Demora gera insegurança

Dinamam disse não entender o motivo da “morosidade” em demarcar mais terras e lembrou a meta da gestão petista de homologar 14 terras indígenas ainda em 2023 e cobrou o compromisso com os objetivos estipulados, além de criticar a demarcação apenas em “festividades”, em vez de ao longo do ano.

Nos primeiros 12 meses de governo, as homologações dos territórios ocorreram em duas datas marcantes: durante o Acampamento Terra Livre e outra em homenagem ao Dia da Amazônia.

“Foram pensadas ações emergenciais e, em algum período, essas ações foram desarticuladas, enfraquecidas, quando houve o retorno dos garimpeiros, e volta um cenário de violações de direitos”, completou o coordenador.

Veja os 8 locais homologados em 2023:

Imagem colorida do mapa do Brasil com as 8 terras indígenas homologadas em 2023 - Brasil
As 8 terras indígenas homologadas pelo governo Lula em 2024

Entenda o processo de demarcação

Juliana, advogada do ISA, explicou o processo “bastante complexo” para a finalização do território demarcado.

Tudo começa com um estudo, seguido de processo administrativo para antropólogos irem a campo, com o povo indígena interessado, para checar a área e sua produtividade e relevância cultural. Depois, é feito um relatório para delimitação e, se aprovado pela Presidência da Funai, é publicado no Diário Oficial da União (DOU) e do estado.

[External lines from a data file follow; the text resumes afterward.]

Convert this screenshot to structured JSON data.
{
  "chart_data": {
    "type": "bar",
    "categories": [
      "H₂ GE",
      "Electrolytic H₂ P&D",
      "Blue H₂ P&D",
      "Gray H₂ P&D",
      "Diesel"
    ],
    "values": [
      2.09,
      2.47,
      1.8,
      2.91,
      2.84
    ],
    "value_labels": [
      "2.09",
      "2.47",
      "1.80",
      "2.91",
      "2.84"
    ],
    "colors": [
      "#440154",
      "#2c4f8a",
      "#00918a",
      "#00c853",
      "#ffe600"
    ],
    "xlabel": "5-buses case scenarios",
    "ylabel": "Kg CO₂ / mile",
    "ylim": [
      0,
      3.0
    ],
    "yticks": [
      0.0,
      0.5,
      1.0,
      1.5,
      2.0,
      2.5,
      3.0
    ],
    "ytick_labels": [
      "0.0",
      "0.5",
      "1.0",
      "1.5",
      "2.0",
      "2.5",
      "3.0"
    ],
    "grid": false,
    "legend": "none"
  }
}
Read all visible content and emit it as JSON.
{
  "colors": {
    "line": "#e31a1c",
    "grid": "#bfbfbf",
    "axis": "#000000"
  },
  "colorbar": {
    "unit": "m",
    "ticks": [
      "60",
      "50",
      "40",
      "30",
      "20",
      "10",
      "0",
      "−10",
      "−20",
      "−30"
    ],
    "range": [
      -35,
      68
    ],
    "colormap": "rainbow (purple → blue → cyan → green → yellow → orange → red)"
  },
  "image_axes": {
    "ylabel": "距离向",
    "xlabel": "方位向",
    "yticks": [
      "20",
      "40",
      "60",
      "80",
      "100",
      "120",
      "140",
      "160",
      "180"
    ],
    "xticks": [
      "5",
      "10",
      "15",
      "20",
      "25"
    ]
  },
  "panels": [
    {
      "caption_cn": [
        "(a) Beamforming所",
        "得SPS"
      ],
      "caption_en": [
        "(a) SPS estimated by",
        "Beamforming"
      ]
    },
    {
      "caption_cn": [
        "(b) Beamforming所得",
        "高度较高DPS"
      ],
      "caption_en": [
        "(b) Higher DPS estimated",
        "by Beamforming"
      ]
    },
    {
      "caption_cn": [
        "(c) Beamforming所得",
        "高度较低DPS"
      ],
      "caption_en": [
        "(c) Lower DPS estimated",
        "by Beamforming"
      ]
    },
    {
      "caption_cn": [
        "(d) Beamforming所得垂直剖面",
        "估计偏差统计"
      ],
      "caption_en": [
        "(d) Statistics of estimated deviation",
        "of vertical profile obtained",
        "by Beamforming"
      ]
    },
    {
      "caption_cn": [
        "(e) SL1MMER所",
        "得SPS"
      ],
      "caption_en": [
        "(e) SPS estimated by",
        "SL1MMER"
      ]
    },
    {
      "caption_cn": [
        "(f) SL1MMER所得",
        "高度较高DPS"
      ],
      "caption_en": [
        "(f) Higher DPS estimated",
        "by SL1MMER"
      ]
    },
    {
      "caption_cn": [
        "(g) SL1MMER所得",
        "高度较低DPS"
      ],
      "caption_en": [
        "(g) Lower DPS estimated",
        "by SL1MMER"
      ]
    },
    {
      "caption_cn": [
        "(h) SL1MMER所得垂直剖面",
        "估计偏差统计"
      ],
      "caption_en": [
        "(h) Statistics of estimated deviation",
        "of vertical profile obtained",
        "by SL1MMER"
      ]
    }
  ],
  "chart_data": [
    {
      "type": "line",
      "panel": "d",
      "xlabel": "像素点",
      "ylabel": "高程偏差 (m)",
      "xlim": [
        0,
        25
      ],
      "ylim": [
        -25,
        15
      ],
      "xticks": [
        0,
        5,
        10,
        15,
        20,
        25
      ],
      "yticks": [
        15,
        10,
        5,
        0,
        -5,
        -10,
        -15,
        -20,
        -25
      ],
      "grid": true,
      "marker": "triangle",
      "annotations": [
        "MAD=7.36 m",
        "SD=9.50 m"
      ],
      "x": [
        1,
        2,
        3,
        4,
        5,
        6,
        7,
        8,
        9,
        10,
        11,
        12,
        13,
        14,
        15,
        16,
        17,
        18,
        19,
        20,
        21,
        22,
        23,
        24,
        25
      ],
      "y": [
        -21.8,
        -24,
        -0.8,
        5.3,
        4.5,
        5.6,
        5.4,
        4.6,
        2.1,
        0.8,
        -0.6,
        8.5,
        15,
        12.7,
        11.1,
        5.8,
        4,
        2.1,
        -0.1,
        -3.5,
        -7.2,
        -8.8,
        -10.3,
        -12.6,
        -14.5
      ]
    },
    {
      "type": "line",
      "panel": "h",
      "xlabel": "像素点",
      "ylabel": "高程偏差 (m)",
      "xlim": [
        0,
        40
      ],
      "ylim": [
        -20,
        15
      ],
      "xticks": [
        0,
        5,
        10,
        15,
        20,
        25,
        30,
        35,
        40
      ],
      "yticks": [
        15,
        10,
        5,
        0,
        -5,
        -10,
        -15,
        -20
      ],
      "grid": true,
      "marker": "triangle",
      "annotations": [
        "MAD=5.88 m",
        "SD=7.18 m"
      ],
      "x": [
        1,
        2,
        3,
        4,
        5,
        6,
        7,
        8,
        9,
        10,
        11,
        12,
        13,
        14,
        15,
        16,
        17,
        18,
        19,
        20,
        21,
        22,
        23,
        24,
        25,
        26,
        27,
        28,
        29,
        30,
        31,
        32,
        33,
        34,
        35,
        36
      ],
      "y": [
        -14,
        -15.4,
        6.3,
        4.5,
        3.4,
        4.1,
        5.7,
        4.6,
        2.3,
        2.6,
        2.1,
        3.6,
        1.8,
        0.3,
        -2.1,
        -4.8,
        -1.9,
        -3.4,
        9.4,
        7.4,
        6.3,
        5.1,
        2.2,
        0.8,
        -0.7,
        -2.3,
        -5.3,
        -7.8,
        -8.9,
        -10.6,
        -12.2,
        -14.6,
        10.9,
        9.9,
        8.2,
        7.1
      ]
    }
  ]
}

São oferecidos 90 dias para qualquer parte contestar essa demarcação, após a publicação no DOU. O processo, então, segue para o Ministério da Justiça, onde pode ser devolvido para diligências ou parte para a declaração de posse permanente dos indígenas.

Após isso, o presidente da República homologa a área por decreto e, o último passo, é o registro em cartório. A diferença entre territórios homologados e regularizados, então, é a documentação formal em cartório.

Marco Temporal tensiona os Três Poderes

A questão do Marco Temporal é um dos assuntos que causou conflitos entre os Três Poderes em 2023 e continuará como uma pauta de divergências no novo ano. Ainda em outubro, Lula deixou para o último dia possível para responder se vetaria ou sancionaria o projeto de lei a respeito do tema, porque, com a matéria aprovada no Congresso e rejeitada no STF, acabaria por desagradar algum Poder com sua decisão.

O presidente sancionou o projeto de lei, mas vetou justamente a tese do Marco Temporal e irritou parlamentares ligados ao agronegócio e conservadores. Os vetos de Lula sofreram derrubada pelo Congresso em dezembro e a matéria foi sancionada pelo presidente do Senado, Rodrigo Pacheco (PSD-MG).

O Chefe do Executivo antecipou uma “briga” contra a lei: “Quando chegou a minha mão, eu vetei tudo, mas voltou para o Congresso, e o Congresso derrubou meu veto. Agora, a gente vai ter de voltar a brigar na Justiça, porque a gente não tem maioria”.

Pela Advocacia-Geral da União, o governo deverá acionar o STF, já procurada pela Apib e partidos de oposição a Lula.

Demarcação não é o fim

Apesar de importante para garantir a segurança dos indígenas que vivem no território, a demarcação não é capaz de resolver todas as questões de um povo, como mostrado pela crise dos Yanomamis, em Roraima. A regularização da área ocorreu em 1992, após uma escalada de violência dos garimpeiros ilegais.

Esse problema, no entanto, continua até hoje. Há quase um ano, o governo Lula investiu em ações emergenciais de segurança e saúde, devido ao alto número de pessoas, especialmente crianças, infectadas por malária e em quadros de desnutrição.

Na última semana, o ministro Rui Costa, da Casa Civil, anunciou orçamento de R$ 1,2 bilhão para ações para os Yanomamis. As medidas incluem a presença permanente das Forças Armadas e Polícia Federal, além de pontos da Saúde, Educação, Funai e Ministério dos Povos Indígenas para oferecer suporte à população.